What the expert says: Improper lifting techniques cause most manual-labor-related back injuries, says Dr. Michael Neely, medical director at New York Sports Medicine and Physical Therapy in New York City. Bending at the waist rather than the knees is a common mistake. Instead, approach the task from a stable position – feet shoulder width apart, back straight, shoulders square – and keep the weight close to your body. Bend your knees in order to reach the object, and use your leg muscles to raise your torso. Don’t reach forward, overhead or behind your back. “It’s the odd twisting, reaching positions that are likely to cause injury,” Neely says.
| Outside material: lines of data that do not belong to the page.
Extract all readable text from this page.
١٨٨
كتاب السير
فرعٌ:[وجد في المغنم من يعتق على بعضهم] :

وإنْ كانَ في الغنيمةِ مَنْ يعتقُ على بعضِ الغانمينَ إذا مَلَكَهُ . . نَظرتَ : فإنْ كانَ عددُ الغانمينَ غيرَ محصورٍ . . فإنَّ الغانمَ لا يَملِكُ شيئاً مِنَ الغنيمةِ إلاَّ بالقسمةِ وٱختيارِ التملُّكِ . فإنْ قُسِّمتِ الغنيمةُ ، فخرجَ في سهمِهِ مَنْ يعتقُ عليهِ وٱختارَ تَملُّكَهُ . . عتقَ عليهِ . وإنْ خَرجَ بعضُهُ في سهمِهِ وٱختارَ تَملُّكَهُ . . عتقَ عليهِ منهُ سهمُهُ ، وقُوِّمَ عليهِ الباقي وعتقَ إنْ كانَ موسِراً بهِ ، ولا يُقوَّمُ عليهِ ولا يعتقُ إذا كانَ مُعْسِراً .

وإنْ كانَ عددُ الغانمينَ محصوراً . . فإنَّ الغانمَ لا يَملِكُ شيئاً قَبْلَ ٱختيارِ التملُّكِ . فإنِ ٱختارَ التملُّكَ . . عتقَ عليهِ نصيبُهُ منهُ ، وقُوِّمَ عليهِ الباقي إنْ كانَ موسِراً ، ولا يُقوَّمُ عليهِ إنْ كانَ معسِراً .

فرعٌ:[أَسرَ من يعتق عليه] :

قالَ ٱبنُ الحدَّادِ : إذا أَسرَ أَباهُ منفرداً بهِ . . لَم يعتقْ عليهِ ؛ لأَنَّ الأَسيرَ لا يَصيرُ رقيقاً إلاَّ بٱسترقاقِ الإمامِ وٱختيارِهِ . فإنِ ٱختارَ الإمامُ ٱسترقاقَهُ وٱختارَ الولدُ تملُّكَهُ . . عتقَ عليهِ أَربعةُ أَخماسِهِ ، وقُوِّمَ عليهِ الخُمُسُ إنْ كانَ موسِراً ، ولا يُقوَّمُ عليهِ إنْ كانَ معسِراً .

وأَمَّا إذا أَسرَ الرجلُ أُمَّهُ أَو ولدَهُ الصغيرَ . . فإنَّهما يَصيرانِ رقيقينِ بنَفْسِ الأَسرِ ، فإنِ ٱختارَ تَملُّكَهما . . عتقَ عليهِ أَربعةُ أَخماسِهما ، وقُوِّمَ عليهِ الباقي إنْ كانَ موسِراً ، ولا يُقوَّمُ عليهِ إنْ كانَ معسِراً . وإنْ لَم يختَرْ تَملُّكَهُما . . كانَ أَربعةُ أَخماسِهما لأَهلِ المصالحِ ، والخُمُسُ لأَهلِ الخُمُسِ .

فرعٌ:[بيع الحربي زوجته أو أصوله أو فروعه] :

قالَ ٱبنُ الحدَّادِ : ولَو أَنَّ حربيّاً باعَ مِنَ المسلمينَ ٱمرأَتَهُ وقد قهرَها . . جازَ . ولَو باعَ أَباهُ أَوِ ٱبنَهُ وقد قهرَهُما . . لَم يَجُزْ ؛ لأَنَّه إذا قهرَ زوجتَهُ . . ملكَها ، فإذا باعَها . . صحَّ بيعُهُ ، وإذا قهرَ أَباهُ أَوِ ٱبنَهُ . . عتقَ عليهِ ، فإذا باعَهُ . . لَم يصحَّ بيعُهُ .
Doing a few quick stretches before working can prevent back injuries as well. Many muscle groups attach to the pelvis, and when these muscles are tight they cause the pelvis to tilt, putting the back in an unstable position, Neely says. The hip flexors, quadriceps (front of thigh), hamstrings (back of thigh) and several back muscles attach to the pelvis. See the box on right for Neely’s suggested stretches.
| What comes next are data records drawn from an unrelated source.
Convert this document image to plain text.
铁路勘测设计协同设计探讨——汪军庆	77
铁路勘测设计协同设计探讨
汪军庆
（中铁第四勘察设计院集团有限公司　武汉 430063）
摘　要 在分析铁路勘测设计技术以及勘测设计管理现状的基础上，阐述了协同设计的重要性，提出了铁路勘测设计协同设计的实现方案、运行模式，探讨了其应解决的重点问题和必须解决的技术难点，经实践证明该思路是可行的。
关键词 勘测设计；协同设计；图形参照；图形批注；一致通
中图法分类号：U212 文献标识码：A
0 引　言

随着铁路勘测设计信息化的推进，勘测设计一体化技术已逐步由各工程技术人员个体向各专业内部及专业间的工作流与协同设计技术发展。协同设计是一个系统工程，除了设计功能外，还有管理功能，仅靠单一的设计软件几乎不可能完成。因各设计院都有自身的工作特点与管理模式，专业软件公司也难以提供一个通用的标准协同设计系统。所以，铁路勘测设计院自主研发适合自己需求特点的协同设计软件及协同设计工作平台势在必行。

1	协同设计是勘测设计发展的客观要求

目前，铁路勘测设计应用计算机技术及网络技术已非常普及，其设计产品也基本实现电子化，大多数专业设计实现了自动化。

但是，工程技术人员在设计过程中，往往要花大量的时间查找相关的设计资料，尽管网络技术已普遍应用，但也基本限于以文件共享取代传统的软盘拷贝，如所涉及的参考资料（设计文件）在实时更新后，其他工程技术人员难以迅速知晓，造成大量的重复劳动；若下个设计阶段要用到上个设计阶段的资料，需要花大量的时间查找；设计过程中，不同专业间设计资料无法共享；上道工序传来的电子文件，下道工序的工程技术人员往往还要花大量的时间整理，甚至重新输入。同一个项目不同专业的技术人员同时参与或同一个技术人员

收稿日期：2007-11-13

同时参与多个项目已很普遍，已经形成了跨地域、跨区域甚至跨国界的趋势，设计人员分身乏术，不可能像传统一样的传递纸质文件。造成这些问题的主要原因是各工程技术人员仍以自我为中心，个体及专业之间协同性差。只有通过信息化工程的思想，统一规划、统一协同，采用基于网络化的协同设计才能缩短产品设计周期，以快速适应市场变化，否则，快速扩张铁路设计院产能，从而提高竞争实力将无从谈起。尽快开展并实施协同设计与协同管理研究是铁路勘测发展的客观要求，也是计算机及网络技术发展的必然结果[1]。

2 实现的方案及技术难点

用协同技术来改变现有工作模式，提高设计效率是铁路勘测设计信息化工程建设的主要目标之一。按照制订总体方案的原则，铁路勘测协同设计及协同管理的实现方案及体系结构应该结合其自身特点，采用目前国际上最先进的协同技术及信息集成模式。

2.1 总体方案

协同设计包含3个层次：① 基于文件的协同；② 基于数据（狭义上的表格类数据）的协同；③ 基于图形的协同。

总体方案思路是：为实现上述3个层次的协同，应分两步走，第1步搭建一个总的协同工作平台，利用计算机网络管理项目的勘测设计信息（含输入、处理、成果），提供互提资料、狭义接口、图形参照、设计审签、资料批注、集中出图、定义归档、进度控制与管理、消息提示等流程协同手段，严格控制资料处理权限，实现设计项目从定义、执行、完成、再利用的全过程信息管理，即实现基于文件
Back pain associated with landscaping work often results from lumbar strains and sprains, in which muscles are inflamed or slightly injured through overuse or overextension. If you experience low-grade, localized back pain, Neely says you should rest your back to allow the muscles to heal, apply ice to the area (or heat if you don’t tolerate cold) and do gentle stretches. See a physician if pain persists longer than two days.
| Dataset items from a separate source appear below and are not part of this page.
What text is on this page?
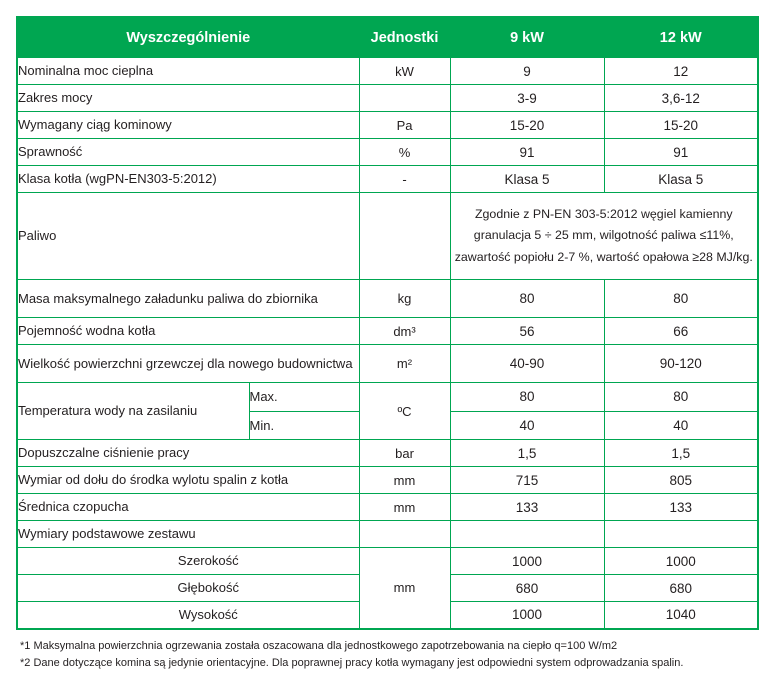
Wyszczególnienie		Jednostki	9 kW	12 kW
Nominalna moc cieplna		kW	9	12
Zakres mocy			3-9	3,6-12
Wymagany ciąg kominowy		Pa	15-20	15-20
Sprawność		%	91	91
Klasa kotła (wgPN-EN303-5:2012)		-	Klasa 5	Klasa 5
Paliwo			Zgodnie z PN-EN 303-5:2012 węgiel kamienny granulacja 5 ÷ 25 mm, wilgotność paliwa ≤11%, zawartość popiołu 2-7 %, wartość opałowa ≥28 MJ/kg.	
Masa maksymalnego załadunku paliwa do zbiornika		kg	80	80
Pojemność wodna kotła		dm³	56	66
Wielkość powierzchni grzewczej dla nowego budownictwa		m²	40-90	90-120
Temperatura wody na zasilaniu	Max.	ºC	80	80
	Min.		40	40
Dopuszczalne ciśnienie pracy		bar	1,5	1,5
Wymiar od dołu do środka wylotu spalin z kotła		mm	715	805
Średnica czopucha		mm	133	133
Wymiary podstawowe zestawu				
Szerokość		mm	1000	1000
Głębokość			680	680
Wysokość			1000	1040
*1 Maksymalna powierzchnia ogrzewania została oszacowana dla jednostkowego zapotrzebowania na ciepło q=100 W/m2
*2 Dane dotyczące komina są jedynie orientacyjne. Dla poprawnej pracy kotła wymagany jest odpowiedni system odprowadzania spalin.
Disc herniations occur when spinal discs – the soft cushions between vertebrae – are pushed outside their normal position. When this happens, the disc often pinches spinal nerves. Any time back pain extends into your legs or is accompanied by numbness or tingling in your legs or feet, avoid the urge to “grin and bear it,” Neely says. Working through the pain puts you at risk of additional injury and further irritates the pinched nerve or nerves, prolonging recovery time.
- Quads – Standing, pull leg back (heel to buttocks), keeping hip neutral.
- Hamstrings – Sitting, place one foot on step, wall, etc. (about 18 inches high), keeping knee straight. Bend forward at hip, keeping back straight.
- Hip flexors – Place one leg on step or wall and lunge forward slightly while lifting opposite arm.